A member of the United States military was killed Thursday by al-Shabaab militants near Barii, about 40 miles west of Mogadishu. It was believed to be the first such death of an American in Somalia since 1993.
The U.S. Africa Command said in a statement that the death occurred as U.S. forces were assisting with an operation alongside the Somali National Army.
“U.S. forces are assisting partner forces to counter al-Shabaab in Somalia to degrade the al-Qaeda affiliate’s ability to recruit, train and plot external terror attacks throughout the region and in America,” the statement said.
American media outlets say the Pentagon confirmed the death of one Navy Seal. Two other U.S. service members were wounded during the raid.

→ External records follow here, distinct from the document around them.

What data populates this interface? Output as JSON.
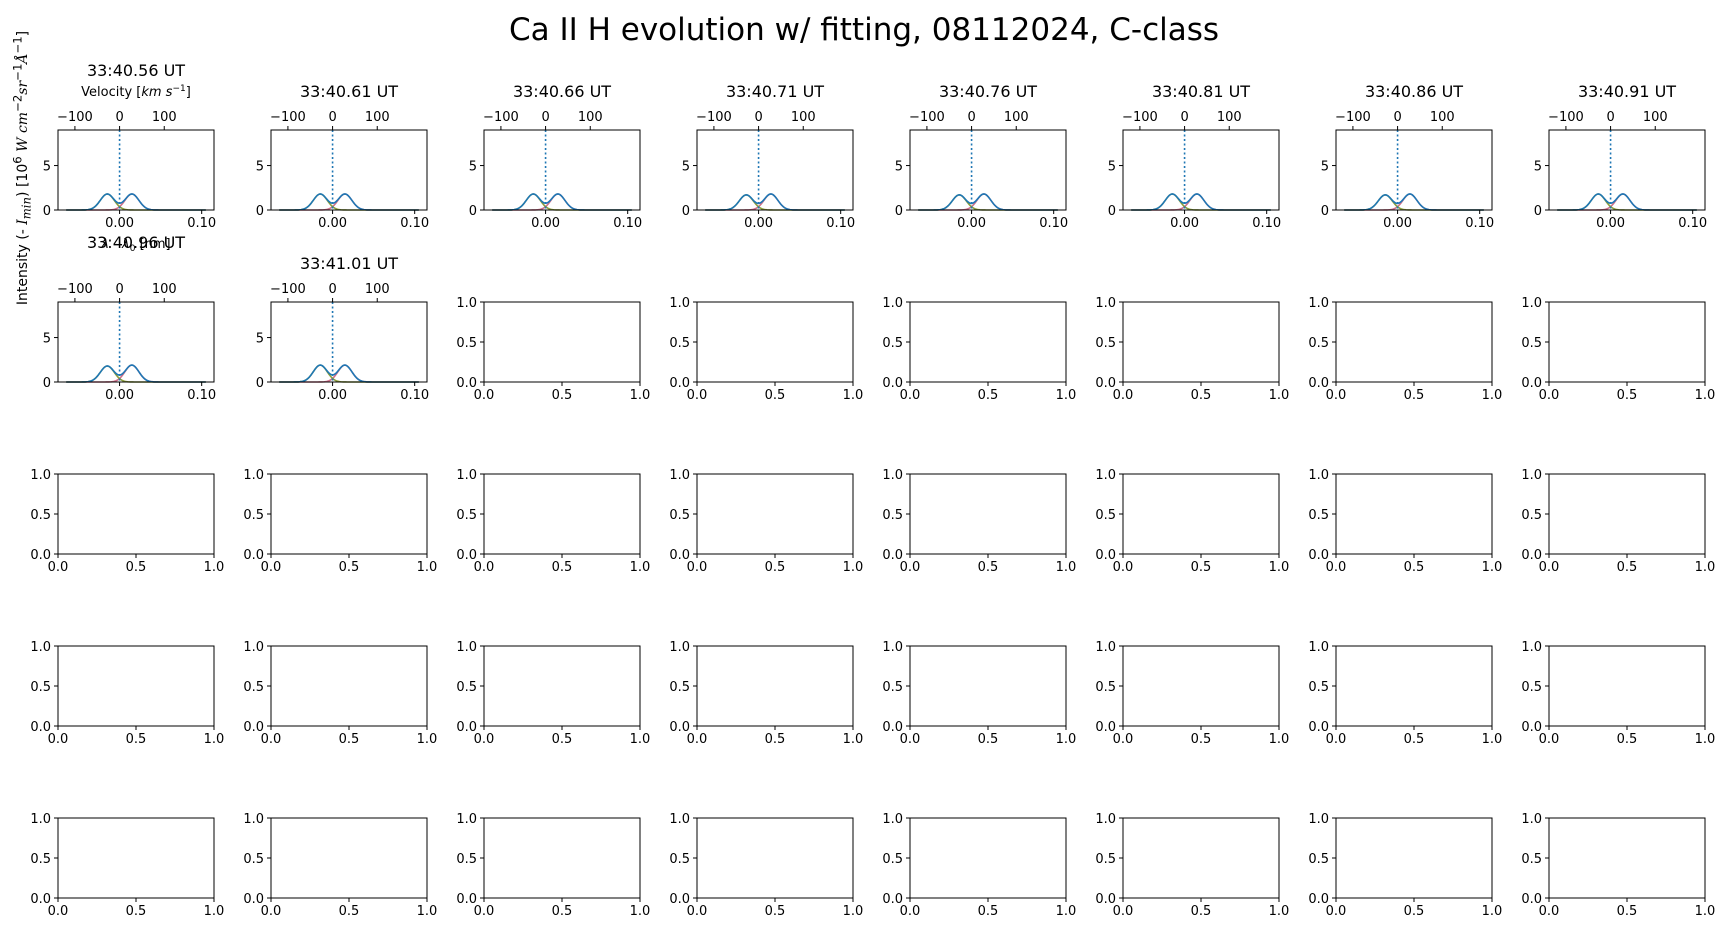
{
  "figure": {
    "title": "Ca II H evolution w/ fitting, 08112024, C-class",
    "ylabel": "Intensity (- I_min) [10^6 W cm^-2 sr^-1 Å^-1]",
    "velocity_label": "Velocity [km s^-1]",
    "wavelength_label": "λ - λ0 [nm]"
  },
  "chart_data": {
    "type": "line",
    "layout": {
      "rows": 5,
      "cols": 8
    },
    "x_axis": {
      "xlim": [
        -0.075,
        0.115
      ],
      "ticks": [
        0.0,
        0.1
      ],
      "tick_labels": [
        "0.00",
        "0.10"
      ]
    },
    "velocity_axis": {
      "ticks": [
        -100,
        0,
        100
      ],
      "tick_labels": [
        "−100",
        "0",
        "100"
      ]
    },
    "y_axis": {
      "ylim": [
        0,
        9
      ],
      "ticks": [
        0,
        5
      ],
      "tick_labels": [
        "0",
        "5"
      ]
    },
    "reference_line": {
      "x": 0.0,
      "style": "dotted",
      "color": "#1f77b4"
    },
    "empty_axes": {
      "xlim": [
        0,
        1
      ],
      "ylim": [
        0,
        1
      ],
      "x_tick_labels": [
        "0.0",
        "0.5",
        "1.0"
      ],
      "y_tick_labels": [
        "0.0",
        "0.5",
        "1.0"
      ]
    },
    "panels": [
      {
        "title": "33:40.56 UT",
        "blue_peak": -0.015,
        "red_peak": 0.015,
        "amp_blue": 1.8,
        "amp_red": 1.8,
        "width": 0.0085
      },
      {
        "title": "33:40.61 UT",
        "blue_peak": -0.015,
        "red_peak": 0.015,
        "amp_blue": 1.8,
        "amp_red": 1.8,
        "width": 0.0085
      },
      {
        "title": "33:40.66 UT",
        "blue_peak": -0.015,
        "red_peak": 0.015,
        "amp_blue": 1.8,
        "amp_red": 1.8,
        "width": 0.0085
      },
      {
        "title": "33:40.71 UT",
        "blue_peak": -0.015,
        "red_peak": 0.015,
        "amp_blue": 1.7,
        "amp_red": 1.8,
        "width": 0.0085
      },
      {
        "title": "33:40.76 UT",
        "blue_peak": -0.015,
        "red_peak": 0.015,
        "amp_blue": 1.7,
        "amp_red": 1.8,
        "width": 0.0085
      },
      {
        "title": "33:40.81 UT",
        "blue_peak": -0.015,
        "red_peak": 0.015,
        "amp_blue": 1.8,
        "amp_red": 1.8,
        "width": 0.0085
      },
      {
        "title": "33:40.86 UT",
        "blue_peak": -0.015,
        "red_peak": 0.015,
        "amp_blue": 1.7,
        "amp_red": 1.8,
        "width": 0.0085
      },
      {
        "title": "33:40.91 UT",
        "blue_peak": -0.015,
        "red_peak": 0.015,
        "amp_blue": 1.8,
        "amp_red": 1.8,
        "width": 0.0085
      },
      {
        "title": "33:40.96 UT",
        "blue_peak": -0.015,
        "red_peak": 0.015,
        "amp_blue": 1.8,
        "amp_red": 1.9,
        "width": 0.0085
      },
      {
        "title": "33:41.01 UT",
        "blue_peak": -0.015,
        "red_peak": 0.015,
        "amp_blue": 1.9,
        "amp_red": 1.9,
        "width": 0.0085
      }
    ],
    "series_colors": {
      "total_fit": "#1f77b4",
      "blue_component": "#8c9e3b",
      "red_component": "#d0708a"
    }
  }
}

The U.S. formally announced last month that American military personnel were operating in Somalia. During a press briefing in Djibouti two weeks ago, the head of AFRICOM, General Thomas Waldhauser, said that the “enhanced authorities” of American forces had not yet been exercised as U.S. partners developed what he called a strong sense of the “common operating picture on the battlefield.”
“We continue to develop intelligence and develop targets. And when we have the opportunity, we will use those,” Waldhauser said during the April 23 briefing, which came during a visit to Camp Lemonnier and a meeting between U.S. Secretary of Defense Jim Mattis and President Ismail Omar Guelleh.
Waldhauser stressed the importance of new leadership in Somalia under President Mohamed Abdullahi Farmajo. “We’re working very hard to develop the intelligence, and work with also the political framework that we now have in Somalia with the new president, which is what we did not have before,” he said. “We have talked with him. We are working with him. He’s supportive of our efforts.”